Brian Gath

Personal information
- Native name: Brian Mac Graith (Irish)
- Born: 1971 (age 54–55) Drumcullen, County Offaly, Ireland
- Occupation: Hurley maker

Sport
- Sport: Hurling
- Position: Right corner-back

Club
- Years: Club
- Drumcullen

Club titles
- Offaly titles: 0

Inter-county
- Years: County / Apps (scores)
- 1990-1997: Offaly / 0 (0-00)

Inter-county titles
- Leinster titles: 0
- All-Irelands: 0
- NHL: 0
- All Stars: 0

= Brian Gath =

Irish hurler

Brian Gath (born 1971) is an Irish former hurler.
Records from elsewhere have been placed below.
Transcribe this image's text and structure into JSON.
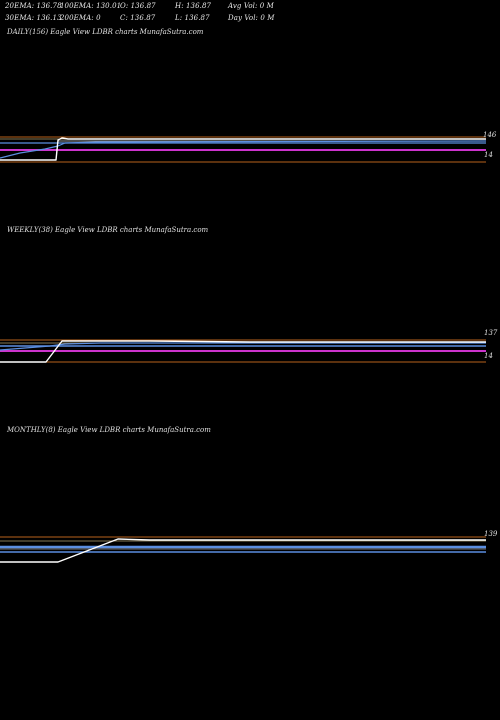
{
  "header": {
    "row1": {
      "ema20": "20EMA: 136.78",
      "ema100": "100EMA: 130.01",
      "open": "O: 136.87",
      "high": "H: 136.87",
      "avg_vol": "Avg Vol: 0  M"
    },
    "row2": {
      "ema30": "30EMA: 136.13",
      "ema200": "200EMA: 0",
      "close": "C: 136.87",
      "low": "L: 136.87",
      "day_vol": "Day Vol: 0  M"
    }
  },
  "colors": {
    "background": "#000000",
    "price": "#ffffff",
    "ema_blue": "#5b8ee0",
    "magenta": "#cc33cc",
    "orange_line": "#b8621b",
    "grey_line": "#9a9a9a",
    "tan_line": "#b0a070",
    "label": "#e0e0e0"
  },
  "chart_data": [
    {
      "type": "line",
      "label": "DAILY(156) Eagle   View  LDBR charts MunafaSutra.com",
      "y_tick_labels": [
        "146",
        "14"
      ],
      "price_series": {
        "start_value": 128.0,
        "jump_to": 136.9,
        "end_value": 136.87
      }
    },
    {
      "type": "line",
      "label": "WEEKLY(38) Eagle   View  LDBR charts MunafaSutra.com",
      "y_tick_labels": [
        "137",
        "14"
      ],
      "price_series": {
        "start_value": 127.5,
        "jump_to": 137.0,
        "end_value": 136.87
      }
    },
    {
      "type": "line",
      "label": "MONTHLY(8) Eagle   View  LDBR charts MunafaSutra.com",
      "y_tick_labels": [
        "139"
      ],
      "price_series": {
        "start_value": 126.0,
        "jump_to": 137.0,
        "end_value": 136.87
      }
    }
  ]
}
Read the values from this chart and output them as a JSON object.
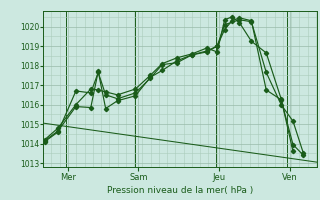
{
  "background_color": "#cce8e0",
  "grid_color_minor": "#aaccbb",
  "grid_color_major": "#99bbaa",
  "line_color": "#1a5c1a",
  "title": "Pression niveau de la mer( hPa )",
  "xlim": [
    0,
    9.2
  ],
  "ylim": [
    1012.8,
    1020.8
  ],
  "yticks": [
    1013,
    1014,
    1015,
    1016,
    1017,
    1018,
    1019,
    1020
  ],
  "xtick_positions": [
    0.85,
    3.2,
    5.9,
    8.3
  ],
  "xtick_labels": [
    "Mer",
    "Sam",
    "Jeu",
    "Ven"
  ],
  "vline_positions": [
    0.75,
    3.1,
    5.8,
    8.2
  ],
  "series1_x": [
    0.05,
    0.5,
    1.1,
    1.6,
    1.85,
    2.1,
    2.5,
    3.1,
    3.6,
    4.0,
    4.5,
    5.0,
    5.5,
    5.85,
    6.1,
    6.35,
    6.6,
    7.0,
    7.5,
    8.0,
    8.4,
    8.75
  ],
  "series1_y": [
    1014.1,
    1014.6,
    1016.7,
    1016.6,
    1017.65,
    1016.5,
    1016.3,
    1016.6,
    1017.35,
    1018.05,
    1018.15,
    1018.55,
    1018.7,
    1019.0,
    1019.85,
    1020.3,
    1020.45,
    1020.3,
    1016.75,
    1016.25,
    1013.95,
    1013.4
  ],
  "series2_x": [
    0.05,
    0.5,
    1.1,
    1.6,
    1.85,
    2.1,
    2.5,
    3.1,
    3.6,
    4.0,
    4.5,
    5.0,
    5.5,
    5.85,
    6.1,
    6.35,
    6.6,
    7.0,
    7.5,
    8.0,
    8.4
  ],
  "series2_y": [
    1014.2,
    1014.8,
    1016.0,
    1016.8,
    1016.75,
    1016.65,
    1016.5,
    1016.8,
    1017.5,
    1018.1,
    1018.4,
    1018.6,
    1018.9,
    1018.7,
    1020.35,
    1020.5,
    1020.2,
    1019.25,
    1018.65,
    1016.3,
    1013.6
  ],
  "series3_x": [
    0.05,
    0.5,
    1.1,
    1.6,
    1.85,
    2.1,
    2.5,
    3.1,
    3.6,
    4.0,
    4.5,
    5.0,
    5.5,
    5.85,
    6.1,
    6.6,
    7.0,
    7.5,
    8.0,
    8.4,
    8.75
  ],
  "series3_y": [
    1014.15,
    1014.65,
    1015.9,
    1015.85,
    1017.7,
    1015.8,
    1016.2,
    1016.45,
    1017.4,
    1017.75,
    1018.25,
    1018.55,
    1018.75,
    1019.0,
    1020.1,
    1020.35,
    1020.25,
    1017.65,
    1016.0,
    1015.15,
    1013.5
  ],
  "trend_x": [
    0.0,
    9.2
  ],
  "trend_y": [
    1015.05,
    1013.05
  ]
}
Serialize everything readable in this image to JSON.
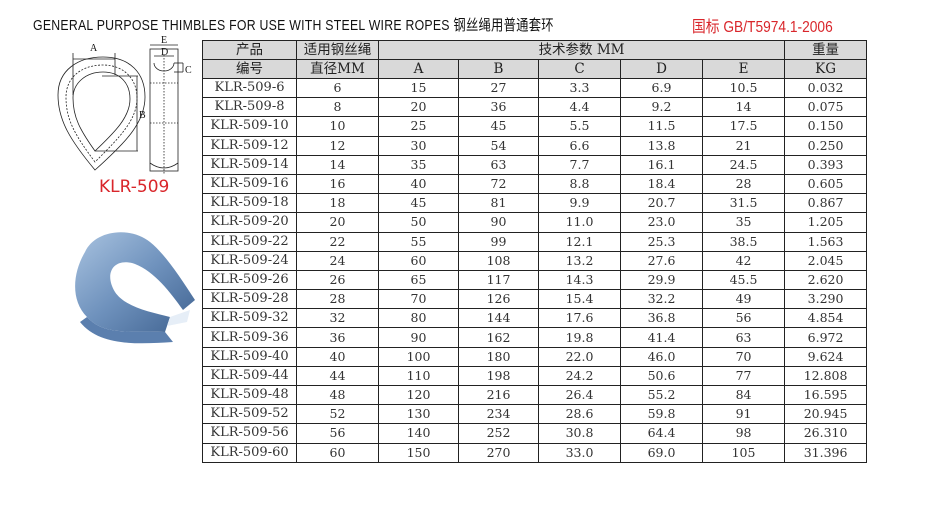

At club level, he played with Drumcullen and at inter-county level with the Offaly senior hurling team.

==Career==

Gath first played hurling at juvenile and underage levels with the Drumcullen club before progressing to adult level. At inter-county level, he first played for Offaly as a member of the minor team in 1988. Gath progressed to the under-21 team and was an unused substitute when Waterford beat Offaly by 0–12 to 2–03 in the 1992 All-Ireland U21HC final. He made his senior team debut in a National Hurling League game against Meath in November 1990 and made a number of league appearances until his final game in June 1997. Gath later lined out as a Gaelic footballer with the Offaly team in New York.